Líneas atrás hablaba que Coma construye una poética del lector, pero si lo es, es porque es también una poética del futuro. El lector es uno de los nombres que allí están contenidos y en el más allá del texto, ese lector es el que sanciona este poema y le imprime sus propias observaciones, sus revisiones, sus correcciones de prueba. Es así, y ya me he extendido sobre el humor desorbitante del libro, sin embargo tanto "La poesía chilena soy yo" como "La aparición del día" emergen como momentos aparte y lo que en su sentido más ortodoxo se lee es el silencio que rodea las profecías, su mudez, su conmocionada devoción: "mi libro sólo existe para imaginarme sus ojos sobre él".

Desde allí es posible volver a leer lo ya leído y, si se ha comenzado desde la primera página, prepararse para las que aún se desconocen. La analogía de las estrellas muertas, de sus vacíos como bocas y de las letras con las mismas estrellas, sumadas a la deliberada construcción del poema base a tercetos, no sólo entablan un dialogo con la Divina Comedia, sino que incorporan a los nombres de este libro el nombre intervenido, y por lo mismo ya impronunciable, de las escrituras consagradas.
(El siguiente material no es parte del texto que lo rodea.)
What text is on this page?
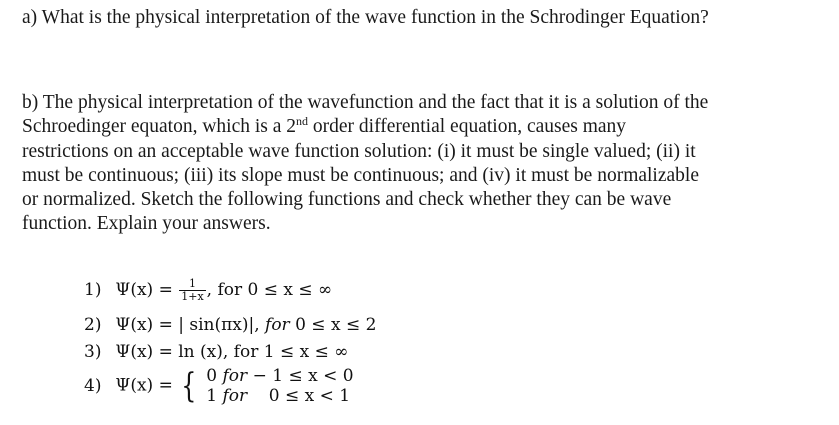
a) What is the physical interpretation of the wave function in the Schrodinger Equation?
b) The physical interpretation of the wavefunction and the fact that it is a solution of the
Schroedinger equaton, which is a 2nd order differential equation, causes many
restrictions on an acceptable wave function solution: (i) it must be single valued; (ii) it
must be continuous; (iii) its slope must be continuous; and (iv) it must be normalizable
or normalized. Sketch the following functions and check whether they can be wave
function. Explain your answers.
1) $\Psi(x) = \frac{1}{1+x}$ , for 0 ≤ x ≤ ∞
2) Ψ(x) = | sin(πx)|, for 0 ≤ x ≤ 2
3) Ψ(x) = ln (x), for 1 ≤ x ≤ ∞
4) Ψ(x) = { 0 for − 1 ≤ x < 0
1 for    0 ≤ x < 1
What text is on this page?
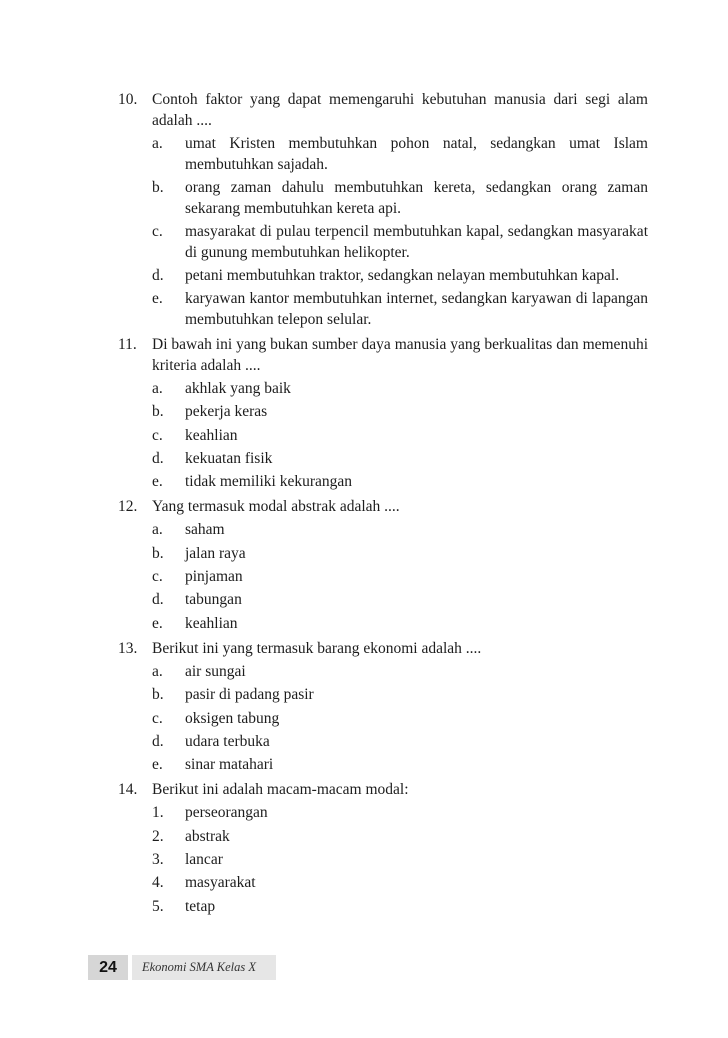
10. Contoh faktor yang dapat memengaruhi kebutuhan manusia dari segi alam adalah ....
a.	umat Kristen membutuhkan pohon natal, sedangkan umat Islam membutuhkan sajadah.
b.	orang zaman dahulu membutuhkan kereta, sedangkan orang zaman sekarang membutuhkan kereta api.
c.	masyarakat di pulau terpencil membutuhkan kapal, sedangkan masyarakat di gunung membutuhkan helikopter.
d.	petani membutuhkan traktor, sedangkan nelayan membutuhkan kapal.
e.	karyawan kantor membutuhkan internet, sedangkan karyawan di lapangan membutuhkan telepon selular.
11. Di bawah ini yang bukan sumber daya manusia yang berkualitas dan memenuhi kriteria adalah ....
a.	akhlak yang baik
b.	pekerja keras
c.	keahlian
d.	kekuatan fisik
e.	tidak memiliki kekurangan
12. Yang termasuk modal abstrak adalah ....
a.	saham
b.	jalan raya
c.	pinjaman
d.	tabungan
e.	keahlian
13. Berikut ini yang termasuk barang ekonomi adalah ....
a.	air sungai
b.	pasir di padang pasir
c.	oksigen tabung
d.	udara terbuka
e.	sinar matahari
14. Berikut ini adalah macam-macam modal:
1.	perseorangan
2.	abstrak
3.	lancar
4.	masyarakat
5.	tetap
24	Ekonomi SMA Kelas X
Finalmente antes de "La pequeña mente" y de las páginas en blanco con que se cierra el libro, hay un último texto que parece reflejar el párrafo de su comienzo:

Como en el Eliot de los Four Quartets, Coma se cierra sobre su comienzo y ambos recuerdan la presencia de los desiertos. Nos damos cuentas entonces que Coma es también un nombre impronunciable, una coma, y que la solemne grandeza de este cierre es la imagen anticipada de un fin: Héctor Hernández Montecinos ha anunciado que esta obra representa el coma de su escritura y que es su último libro. No existe en la literatura en castellano alguien que antes de los 30 años haya llegado tan lejos como él, y creo intuir que en el sólo hecho de esta declaración hay algo demasiado conmovedor que nadie puede tomarse a la ligera: el intento por abarcar la vida, por transformar la gestualidad en obra. No lo sé, pero me parece que la última línea: "y mañana en la mañana un nuevo sol volverá a salir pero nadie lo verá" es infinitamente más profunda y presagiante que lo que hoy alcanzamos a comprender. Sea lo que sea lo que aquí ha comenzado es una nueva era y no hablo sólo de literatura. Es la nueva era de Coma.